Conclusion: As I See It
While the cost-benefit analysis needs additional research and debate, when tailored appropriately, depositions in criminal cases can improve the bench, bar, and practice. And if equality and fairness are the goals of the criminal justice system, the topic is always ripe. As a former prosecutor in two states, Florida (which allows depositions) and Wisconsin (which prohibits them), and now as a practicing criminal defense attorney often strapped for information, I can firmly assert that the ability to depose witnesses in criminal cases is beneficial for both sides. It certainly promotes resolution, and as I see it, a prosecutor’s biggest nightmare is convicting an innocent person. The best way to prevent that is to provide equal access to the evidence. The time has come to bridge the information gap between prosecutors and defense attorneys, for in the words of Thomas Jefferson, “I would rather be exposed to the inconveniences attending too much liberty than to those attending too small a degree of it.”
Endnotes
1 Wis. Stat. § 971.23.
2 Wis. Stat. section 967.04(7)(a) provides an exception for child witnesses who have been, or likely will be, called as a witness.
3 Wis. Stat. § 804.01(2).
4 InCrawford v. Washington, 541 U.S. 36 (2004), the court established that the Confrontation Clause mandates that criminal defendants have the opportunity to cross-examine their accuser face-to-face prior to the accuser’s out-of-court testimonial statements being admissible at trial. As deposition testimony is certainly testimonial in nature, in order for the deposition testimony to be admissible in a criminal trial, the defendant must have had the opportunity to face the accuser face-to-face during the deposition, and the accuser would have to be unavailable at trial. An exception would be to allow defendants to be present during depositions. That issue is briefly discussed later in this article.
5 Wis. Stat. § 971.23.
6 The National Registry of Exonerations.
7 Exonerations in the United States, 1989-2012: Report by the National Registry of Exonerations, Table 9.
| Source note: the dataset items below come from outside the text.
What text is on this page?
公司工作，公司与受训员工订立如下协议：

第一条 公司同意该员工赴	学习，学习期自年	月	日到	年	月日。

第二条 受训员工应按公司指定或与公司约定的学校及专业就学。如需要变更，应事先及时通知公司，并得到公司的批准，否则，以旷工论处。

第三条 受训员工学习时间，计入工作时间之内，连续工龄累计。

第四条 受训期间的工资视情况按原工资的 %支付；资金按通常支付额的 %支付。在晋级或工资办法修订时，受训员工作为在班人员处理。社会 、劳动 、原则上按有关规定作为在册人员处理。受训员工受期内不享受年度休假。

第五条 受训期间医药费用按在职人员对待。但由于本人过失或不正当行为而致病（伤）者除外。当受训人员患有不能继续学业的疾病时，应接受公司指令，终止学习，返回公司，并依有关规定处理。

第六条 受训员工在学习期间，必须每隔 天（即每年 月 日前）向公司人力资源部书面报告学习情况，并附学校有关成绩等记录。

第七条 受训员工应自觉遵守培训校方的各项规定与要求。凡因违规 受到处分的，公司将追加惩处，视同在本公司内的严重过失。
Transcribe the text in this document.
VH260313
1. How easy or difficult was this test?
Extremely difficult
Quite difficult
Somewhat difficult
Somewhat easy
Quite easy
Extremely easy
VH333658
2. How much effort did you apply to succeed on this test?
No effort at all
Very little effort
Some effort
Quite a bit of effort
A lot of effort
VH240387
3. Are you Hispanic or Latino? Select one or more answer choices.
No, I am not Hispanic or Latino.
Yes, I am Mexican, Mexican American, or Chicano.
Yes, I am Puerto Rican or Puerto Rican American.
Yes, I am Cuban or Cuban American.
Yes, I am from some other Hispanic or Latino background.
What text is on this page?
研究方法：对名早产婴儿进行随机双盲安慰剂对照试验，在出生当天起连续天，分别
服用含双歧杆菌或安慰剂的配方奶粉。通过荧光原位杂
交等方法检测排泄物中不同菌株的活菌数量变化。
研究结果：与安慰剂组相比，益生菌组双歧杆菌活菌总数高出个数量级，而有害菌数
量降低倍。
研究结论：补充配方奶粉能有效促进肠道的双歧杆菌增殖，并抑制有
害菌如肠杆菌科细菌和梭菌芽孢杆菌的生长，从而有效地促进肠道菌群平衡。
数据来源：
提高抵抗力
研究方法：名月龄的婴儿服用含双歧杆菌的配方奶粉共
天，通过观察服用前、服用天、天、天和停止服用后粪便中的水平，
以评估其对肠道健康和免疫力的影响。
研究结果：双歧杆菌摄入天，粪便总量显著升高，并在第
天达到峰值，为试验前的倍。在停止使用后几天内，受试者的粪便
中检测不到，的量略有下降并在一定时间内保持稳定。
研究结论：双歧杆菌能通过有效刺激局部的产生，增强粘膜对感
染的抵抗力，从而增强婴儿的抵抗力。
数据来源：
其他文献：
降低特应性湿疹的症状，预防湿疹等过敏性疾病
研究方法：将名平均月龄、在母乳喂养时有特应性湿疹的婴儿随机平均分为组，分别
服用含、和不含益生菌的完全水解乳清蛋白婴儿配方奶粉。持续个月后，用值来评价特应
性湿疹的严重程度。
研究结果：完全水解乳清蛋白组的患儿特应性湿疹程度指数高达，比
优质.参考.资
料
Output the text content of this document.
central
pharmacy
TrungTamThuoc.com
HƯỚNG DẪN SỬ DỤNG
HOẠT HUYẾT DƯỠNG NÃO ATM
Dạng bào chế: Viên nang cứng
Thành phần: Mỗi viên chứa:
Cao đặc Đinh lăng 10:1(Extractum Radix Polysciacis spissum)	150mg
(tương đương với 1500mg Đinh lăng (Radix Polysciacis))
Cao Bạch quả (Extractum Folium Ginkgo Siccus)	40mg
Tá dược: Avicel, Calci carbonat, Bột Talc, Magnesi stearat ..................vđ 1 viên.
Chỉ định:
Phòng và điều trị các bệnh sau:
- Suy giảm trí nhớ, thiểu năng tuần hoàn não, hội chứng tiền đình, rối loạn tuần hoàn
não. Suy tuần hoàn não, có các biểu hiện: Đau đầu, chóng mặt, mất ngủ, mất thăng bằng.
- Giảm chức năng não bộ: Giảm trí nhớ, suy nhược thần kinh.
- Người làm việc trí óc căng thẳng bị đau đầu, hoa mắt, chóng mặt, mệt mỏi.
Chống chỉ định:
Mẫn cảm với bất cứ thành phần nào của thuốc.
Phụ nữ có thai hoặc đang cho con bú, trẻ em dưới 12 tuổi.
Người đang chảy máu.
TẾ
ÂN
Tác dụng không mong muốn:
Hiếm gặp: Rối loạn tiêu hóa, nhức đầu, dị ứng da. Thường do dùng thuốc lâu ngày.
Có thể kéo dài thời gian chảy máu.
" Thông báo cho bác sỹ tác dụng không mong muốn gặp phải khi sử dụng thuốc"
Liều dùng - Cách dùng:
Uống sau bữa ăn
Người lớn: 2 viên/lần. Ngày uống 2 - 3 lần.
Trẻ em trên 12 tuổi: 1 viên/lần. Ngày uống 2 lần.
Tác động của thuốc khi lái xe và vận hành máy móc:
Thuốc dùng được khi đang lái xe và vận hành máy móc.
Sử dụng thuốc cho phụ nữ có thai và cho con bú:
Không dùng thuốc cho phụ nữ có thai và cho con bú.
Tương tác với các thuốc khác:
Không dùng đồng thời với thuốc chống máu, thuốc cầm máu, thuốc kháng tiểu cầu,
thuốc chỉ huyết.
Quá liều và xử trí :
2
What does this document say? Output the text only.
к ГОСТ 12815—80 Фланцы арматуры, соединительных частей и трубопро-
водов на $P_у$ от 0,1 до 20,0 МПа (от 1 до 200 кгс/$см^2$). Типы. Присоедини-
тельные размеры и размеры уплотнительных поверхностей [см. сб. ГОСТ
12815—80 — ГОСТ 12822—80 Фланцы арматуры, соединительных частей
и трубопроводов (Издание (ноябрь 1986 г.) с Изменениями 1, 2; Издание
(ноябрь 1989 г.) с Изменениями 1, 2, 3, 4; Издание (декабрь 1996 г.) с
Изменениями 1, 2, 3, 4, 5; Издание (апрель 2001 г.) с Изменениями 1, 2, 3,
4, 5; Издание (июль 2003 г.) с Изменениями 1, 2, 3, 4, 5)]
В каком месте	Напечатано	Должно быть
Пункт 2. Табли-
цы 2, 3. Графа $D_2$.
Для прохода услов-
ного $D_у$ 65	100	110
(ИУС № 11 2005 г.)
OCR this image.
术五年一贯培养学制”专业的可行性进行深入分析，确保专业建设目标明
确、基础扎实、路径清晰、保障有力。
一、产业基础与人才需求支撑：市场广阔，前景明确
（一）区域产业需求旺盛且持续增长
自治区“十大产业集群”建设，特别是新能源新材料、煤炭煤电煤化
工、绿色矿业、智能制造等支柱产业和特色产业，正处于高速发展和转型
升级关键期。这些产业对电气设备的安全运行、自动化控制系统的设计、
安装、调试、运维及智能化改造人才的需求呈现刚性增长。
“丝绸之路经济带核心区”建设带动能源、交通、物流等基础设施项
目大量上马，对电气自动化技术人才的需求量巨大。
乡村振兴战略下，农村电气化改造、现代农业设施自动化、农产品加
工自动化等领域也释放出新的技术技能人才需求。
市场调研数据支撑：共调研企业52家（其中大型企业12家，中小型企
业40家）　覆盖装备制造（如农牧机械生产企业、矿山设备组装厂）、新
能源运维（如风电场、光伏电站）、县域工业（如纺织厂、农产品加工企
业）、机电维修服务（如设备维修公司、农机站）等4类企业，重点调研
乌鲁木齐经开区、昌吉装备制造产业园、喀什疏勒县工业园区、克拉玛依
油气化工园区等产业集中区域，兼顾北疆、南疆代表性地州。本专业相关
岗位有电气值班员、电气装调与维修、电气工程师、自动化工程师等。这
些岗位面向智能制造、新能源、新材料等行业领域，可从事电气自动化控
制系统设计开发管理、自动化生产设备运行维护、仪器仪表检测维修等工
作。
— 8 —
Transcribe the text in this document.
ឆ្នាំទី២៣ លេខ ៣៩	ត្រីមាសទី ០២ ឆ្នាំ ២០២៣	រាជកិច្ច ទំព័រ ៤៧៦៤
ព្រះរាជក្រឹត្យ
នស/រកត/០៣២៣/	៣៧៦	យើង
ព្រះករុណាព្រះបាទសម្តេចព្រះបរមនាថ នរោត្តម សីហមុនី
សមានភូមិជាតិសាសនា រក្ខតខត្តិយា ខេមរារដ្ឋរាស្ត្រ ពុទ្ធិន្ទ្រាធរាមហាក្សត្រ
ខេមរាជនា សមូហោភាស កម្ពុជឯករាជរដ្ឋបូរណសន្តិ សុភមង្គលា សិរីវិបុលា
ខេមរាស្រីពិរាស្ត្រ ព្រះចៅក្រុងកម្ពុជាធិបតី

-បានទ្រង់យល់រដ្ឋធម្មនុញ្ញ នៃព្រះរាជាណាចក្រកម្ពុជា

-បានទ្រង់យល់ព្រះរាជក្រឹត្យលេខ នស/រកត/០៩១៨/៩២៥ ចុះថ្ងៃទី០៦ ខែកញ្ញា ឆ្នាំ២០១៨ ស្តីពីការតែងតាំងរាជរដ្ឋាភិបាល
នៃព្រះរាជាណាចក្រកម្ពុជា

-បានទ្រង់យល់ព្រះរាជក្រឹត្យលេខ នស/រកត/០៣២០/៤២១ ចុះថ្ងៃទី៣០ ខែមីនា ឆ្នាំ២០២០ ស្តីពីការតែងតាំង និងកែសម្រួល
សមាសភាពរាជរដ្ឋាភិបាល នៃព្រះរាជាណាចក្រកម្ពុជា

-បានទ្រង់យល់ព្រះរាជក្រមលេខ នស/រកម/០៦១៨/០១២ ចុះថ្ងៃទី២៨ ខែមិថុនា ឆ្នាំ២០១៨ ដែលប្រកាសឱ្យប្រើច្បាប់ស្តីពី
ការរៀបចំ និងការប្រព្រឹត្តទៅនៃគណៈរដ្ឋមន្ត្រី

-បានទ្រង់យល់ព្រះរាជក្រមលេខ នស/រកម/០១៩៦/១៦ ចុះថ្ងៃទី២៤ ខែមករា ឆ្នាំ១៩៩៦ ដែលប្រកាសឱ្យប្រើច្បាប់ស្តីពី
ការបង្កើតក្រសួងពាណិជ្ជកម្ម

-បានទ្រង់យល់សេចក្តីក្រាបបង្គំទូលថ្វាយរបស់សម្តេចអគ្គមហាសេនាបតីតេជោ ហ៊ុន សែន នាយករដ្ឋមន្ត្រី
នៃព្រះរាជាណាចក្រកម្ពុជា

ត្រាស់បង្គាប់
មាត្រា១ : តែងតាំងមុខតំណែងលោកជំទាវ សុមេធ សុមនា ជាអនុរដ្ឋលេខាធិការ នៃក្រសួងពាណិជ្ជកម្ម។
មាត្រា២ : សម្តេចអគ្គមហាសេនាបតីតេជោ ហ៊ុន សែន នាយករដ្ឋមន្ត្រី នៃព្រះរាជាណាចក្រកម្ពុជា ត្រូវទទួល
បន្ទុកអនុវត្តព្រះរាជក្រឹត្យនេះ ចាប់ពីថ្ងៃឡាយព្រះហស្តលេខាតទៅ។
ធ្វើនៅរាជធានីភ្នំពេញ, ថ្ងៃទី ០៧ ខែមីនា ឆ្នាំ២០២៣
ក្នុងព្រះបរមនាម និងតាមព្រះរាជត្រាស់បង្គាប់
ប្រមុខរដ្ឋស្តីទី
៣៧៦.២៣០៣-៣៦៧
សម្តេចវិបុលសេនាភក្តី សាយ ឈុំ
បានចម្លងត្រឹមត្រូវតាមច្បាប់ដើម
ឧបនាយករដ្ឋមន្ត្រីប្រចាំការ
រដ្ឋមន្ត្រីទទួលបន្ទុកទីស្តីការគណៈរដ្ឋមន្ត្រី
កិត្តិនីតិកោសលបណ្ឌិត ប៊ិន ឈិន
8 Mary Prosser, Reforming Criminal Discovery: Why Old Objections Must Yield to New Realities, 2006 Wis. L. Rev. 541, 607 (2006).
9 Exonerations in the United States, 1989-2012: Report by the National Registry of Exonerations, Table 8.
10 Prosser, supra note 8, at 611.
11 Wis. Stat. § 967.04(3).
12 Wis. Stat. § 804.01(2).
13 Wis. Stat. § 972.11(2)(b).
14 See also Crawford, 541 U.S. 36.
15 This rule does not contemplate the ability for a prosecutor to depose a defendant, which certainly should be prohibited given a defendant’s Fifth Amendment right to remain silent.